Il disco si apre con «Nord & Sud», un viaggio ideale fra il Nord ed il Sud della musica, una sorta di mille miglia, che si snoda su un tracciato di oltre dieci minuti, fra movimenti lineari o obliqui, su strade spaziose o anguste, tra discese ardite e risalite; a seguire «Slalom Speciale», un altro brano che ha nel nome tutti i prodromi di quello che sarà l’atteso svolgimento musicale. Parliamo di un veloce up-tempo, dove la retroguardia ritmica sembrerebbe puntellare il percorso con una serie di paletti, che il pianista schiva con abilità, traendo da essi inventiva e linfa creativa per un fraseggio a volte tagliente, altre quasi ironico e divertito. Anche la B-Side ospita solo due tracce: la prima è «Quiet Children», una ballata mid-range, dove gli scambi più volte ripetuti tra piano e basso creano un bellissimo effetto di sospensione; in chiusura la lunghissima title-track, oltre quattordici minuti di genialità esecutiva. Il lavoro perfetto della sezione ritmica, che ne asseconda il volere in ogni frangente, spinge Franco D’andrea verso un’inarrestabile propulsione improvvisativa, legando insieme molteplici elementi e moduli espressivi. Ottima la qualità sonora dell’album su etichetta Red Records. (un classico che speriamo venga presto ristampato dalla nuova Red Records di Marco Pennisi).

Franco D’andrea Quartet – «My Shuffle», 1987

Attivo sin dai primi anni Sessanta, Franco D’Andrea è diventato nel tempo un nome di prestigio in Italia e all’estero, soprattutto è riconosciuto come uno dei più raffinati interpreti jazz che il nostro paese abbia espresso. Passato dall’iniziale ed ideale lezione monkiana, di cui ha elaborato taluni stilemi rendendoli meno abrasivi e discordanti, ma di cui ha conservato quell’imprinting scevro da cedimenti al mielismo pseudo-sentimentale, tipico di tanti pianisti jazz europei, le cui performance si sdruciolano cedendo al camerismo classicheggiante. D’Andrea, ancora in attività e con una verve creativa illimitata, non ha mai interrotto la sua ricerca musicale; non si è fermato di fronte ai tanti riconoscimenti ricevuti.

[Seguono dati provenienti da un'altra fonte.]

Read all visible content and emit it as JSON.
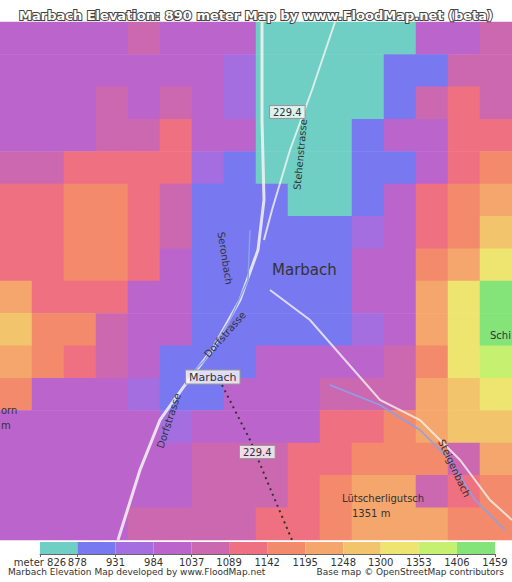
{
  "chart_data": {
    "type": "heatmap",
    "title": "Marbach Elevation: 890 meter Map by www.FloodMap.net (beta)",
    "tick_labels": false,
    "cells": [
      [
        1010,
        1010,
        1010,
        1010,
        1060,
        1010,
        1010,
        1010,
        850,
        850,
        850,
        850,
        850,
        1010,
        1010,
        1060
      ],
      [
        1010,
        1010,
        1010,
        1010,
        1010,
        1010,
        1010,
        960,
        850,
        850,
        850,
        850,
        905,
        905,
        1060,
        1060
      ],
      [
        1010,
        1010,
        1010,
        1060,
        1010,
        1060,
        1010,
        960,
        850,
        850,
        850,
        850,
        905,
        1060,
        1115,
        1060
      ],
      [
        1010,
        1010,
        1010,
        1060,
        1060,
        1115,
        1010,
        1010,
        850,
        850,
        850,
        905,
        1010,
        1010,
        1115,
        1115
      ],
      [
        1060,
        1060,
        1115,
        1115,
        1115,
        1115,
        960,
        905,
        850,
        850,
        850,
        905,
        905,
        1010,
        1115,
        1170
      ],
      [
        1115,
        1115,
        1170,
        1170,
        1115,
        1060,
        905,
        905,
        905,
        850,
        850,
        905,
        1010,
        1115,
        1170,
        1220
      ],
      [
        1115,
        1115,
        1170,
        1170,
        1115,
        1060,
        905,
        905,
        905,
        905,
        905,
        960,
        1010,
        1115,
        1170,
        1275
      ],
      [
        1115,
        1115,
        1170,
        1170,
        1115,
        1010,
        905,
        905,
        905,
        905,
        905,
        1010,
        1010,
        1170,
        1220,
        1325
      ],
      [
        1220,
        1115,
        1115,
        1115,
        1010,
        1010,
        905,
        905,
        905,
        905,
        905,
        1010,
        1010,
        1220,
        1325,
        1430
      ],
      [
        1275,
        1170,
        1170,
        1060,
        1010,
        1010,
        905,
        905,
        905,
        905,
        905,
        960,
        1010,
        1220,
        1325,
        1430
      ],
      [
        1220,
        1170,
        1115,
        1060,
        1010,
        905,
        905,
        905,
        1010,
        1010,
        1010,
        1010,
        1060,
        1170,
        1325,
        1380
      ],
      [
        1170,
        1010,
        1010,
        1010,
        960,
        905,
        905,
        1010,
        1010,
        1010,
        1060,
        1060,
        1060,
        1220,
        1275,
        1325
      ],
      [
        1010,
        1010,
        1010,
        1010,
        1010,
        960,
        1010,
        1010,
        1010,
        1010,
        1115,
        1115,
        1170,
        1220,
        1275,
        1275
      ],
      [
        1010,
        1010,
        1010,
        1010,
        1010,
        1010,
        1060,
        1060,
        1060,
        1115,
        1115,
        1170,
        1170,
        1170,
        1060,
        1220
      ],
      [
        1010,
        1010,
        1010,
        1010,
        1010,
        1010,
        1060,
        1060,
        1060,
        1115,
        1170,
        1220,
        1220,
        1060,
        1115,
        1170
      ],
      [
        1010,
        1010,
        1010,
        1010,
        1060,
        1060,
        1060,
        1060,
        1115,
        1115,
        1170,
        1220,
        1220,
        1220,
        1170,
        1170
      ]
    ],
    "colorbar": {
      "range": [
        826,
        1459
      ],
      "ticks": [
        {
          "value": 826,
          "label": "meter 826"
        },
        878,
        931,
        984,
        1037,
        1089,
        1142,
        1195,
        1248,
        1300,
        1353,
        1406,
        1459
      ],
      "colors": [
        "#6fcfc4",
        "#7878f0",
        "#a46ee0",
        "#bb64cc",
        "#cc68b0",
        "#ef7080",
        "#f38a6c",
        "#f4a66c",
        "#f2c46c",
        "#eee470",
        "#c6f070",
        "#84e47a"
      ]
    },
    "annotations": [
      "Stehenstrasse",
      "229.4",
      "Seronbach",
      "Marbach",
      "Dorfstrasse",
      "Marbach",
      "229.4",
      "Dorfstrasse",
      "Steigenbach",
      "Lütscherligutsch",
      "1351 m",
      "Schi",
      "orn",
      "m"
    ],
    "footer": [
      "Marbach Elevation Map developed by www.FloodMap.net",
      "Base map © OpenStreetMap contributors"
    ]
  }
}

Questo è uno splendido album del 1987, pubblicato dalla Red Records e ricavato da registrazioni live in quartetto a Montpellier in Francia, nel novembre del 1985. Il pianista di Merano è accompagnato da Tino Tracanna al sax, Attilio Zanchi al basso e Gianni Cazzola alla batteria. Un ottimo esempio di jazz italiano imperniato su un elementi di post-bop a volo libero, dove la trasversalità non fuoriesce mai dal perimetro consentito ed il costrutto melodico mantiene sempre un percorso intellegibile.

Il sax di Tracanna, imbeccato dalle traiettorie oblique e mai banali del piano di D’andrea si inerpica su un un’accidentata parete sonora di progressioni armoniche degne della migliore tradizione afro-americana; in particolare nella lunga suite d’apertura, «My Shuffle» spalmata sul tempo di oltre 16 minuti, a copertura dell’intera facciata del disco, dove il dialogo tra pianoforte e sassofono, gli scambi, i call-and-response sono davvero da manuale. La B-side si sostanzia in due sole lunghe tracce, sempre a firma Franco D’andrea: «Antelao», un frenetico up-tempo in cui il pianista esplode in tutto il suo vigore in un’estesa progressione, sostenuta a meraviglia dalla retroguardia ritmica, fino a quando non incontra il sassofono di Tracanna, che spicca un volo ascensionale con una sequenza di cori taglienti giocati sul registro più alto dello strumento. La conclusiva «Monti Pallidi» si sviluppa su una velocità più contenuta, ma nelle sequenze di accordi non c’è nulla di scontato: il piano apre un varco per un rutilante incedere di tamburi, mentre il sax sembra descrivere la scena di un’arrampicata ad alta quota. Un disco per intenditori, ma facile da metabolizzare, a tratti entusiasmante!